Buckley Una, Yamakawa Kentaro, Takamiya Tatsuo, Andrew Armour J, Shivkumar Kalyanam, Ardell Jeffrey L
Cardiac Arrhythmia Center & Neurocardiology Research Center, UCLA David Geffen School of Medicine, Los Angeles, California.
Cardiac Arrhythmia Center & Neurocardiology Research Center, UCLA David Geffen School of Medicine, Los Angeles, California.
Heart Rhythm. 2016 Jan;13(1):282-8. doi: 10.1016/j.hrthm.2015.08.022. Epub 2015 Aug 14.

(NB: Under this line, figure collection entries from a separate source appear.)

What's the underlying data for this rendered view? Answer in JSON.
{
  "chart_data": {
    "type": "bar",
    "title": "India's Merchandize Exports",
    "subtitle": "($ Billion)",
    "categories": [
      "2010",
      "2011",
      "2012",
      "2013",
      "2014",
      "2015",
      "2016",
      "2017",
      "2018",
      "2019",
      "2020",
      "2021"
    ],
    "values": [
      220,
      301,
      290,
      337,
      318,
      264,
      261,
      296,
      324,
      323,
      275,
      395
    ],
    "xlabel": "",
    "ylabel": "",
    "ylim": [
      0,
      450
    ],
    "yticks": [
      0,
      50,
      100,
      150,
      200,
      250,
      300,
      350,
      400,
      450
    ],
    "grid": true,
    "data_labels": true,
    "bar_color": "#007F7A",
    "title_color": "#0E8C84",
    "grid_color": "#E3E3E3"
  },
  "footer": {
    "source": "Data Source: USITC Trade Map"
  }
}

Selective bilateral cervicothoracic sympathectomy has proven to be effective for managing ventricular arrhythmias in the setting of structural heart disease. In the procedure currently used, the caudal portions of both stellate ganglia along with thoracic chain ganglia down to T4 ganglia are removed.
The purpose of this study was to define the relative contributions of the T1-T2 and T3-T4 paravertebral ganglia in modulating ventricular electrical function.
In anesthetized vagotomized porcine subjects (n = 8), the heart was exposed via sternotomy along with right and left paravertebral sympathetic ganglia to the T4 level. A 56-electrode epicardial sock was placed over both ventricles to assess epicardial activation-recovery intervals (ARIs) in response to individually stimulating right and left stellate vs T3 paravertebral ganglia. Responses to T3 stimuli were repeated after surgical removal of the caudal portions of stellate ganglia and T2 bilaterally.
In intact preparations, stellate ganglion vs T3 stimuli (4 Hz, 4-ms duration) were titrated to produce equivalent decreases in global ventricular ARIs (right side: 85 ± 6 ms vs 55 ± 10 ms; left side: 24 ± 3 ms vs 17 ± 7 ms). Threshold of stimulus intensity applied to T3 ganglia to achieve threshold was 3 times that of T1 threshold. ARIs in unstimulated states were unaffected by bilateral stellate-T2 ganglion removal. After acute decentralization, T3 stimulation failed to change ARIs.
Preganglionic sympathetic efferents arising from the T1-T4 spinal cord that project to the heart transit through stellate ganglia via the paravertebral chain. Thus, T1-T2 surgical excision is sufficient to functionally interrupt central control of peripheral sympathetic efferent activity.
选择性双侧颈胸交感神经切除术已被证明对结构性心脏病患者的室性心律失常治疗有效。在目前使用的手术中,双侧星状神经节的尾部以及向下至T4神经节的胸段链状神经节均被切除。
本研究旨在确定T1 - T2和T3 - T4椎旁神经节在调节心室电功能中的相对作用。
在麻醉并切断迷走神经的猪实验对象(n = 8)中,通过胸骨切开术暴露心脏以及左右椎旁交感神经节至T4水平。在双侧心室上放置一个56电极的心外膜套,以评估在分别刺激右侧和左侧星状神经节与T3椎旁神经节时的心外膜激活 - 恢复间期(ARI)。在双侧手术切除星状神经节和T2神经节的尾部后,重复对T3刺激的反应测试。
在完整的实验准备中,星状神经节刺激与T3刺激(4Hz,4ms持续时间)被调整至产生等效的整体心室ARI降低(右侧:85±6ms对55±10ms;左侧:24±3ms对17±7ms)。达到阈值时施加于T3神经节的刺激强度阈值是T1阈值的3倍。未刺激状态下的ARI不受双侧星状 - T2神经节切除的影响。急性去神经支配后,T3刺激未能改变ARI。
起源于T1 - T4脊髓并投射至心脏的节前交感传出神经通过椎旁链经星状神经节传导。因此,T1 - T2手术切除足以在功能上中断对周围交感传出活动的中枢控制。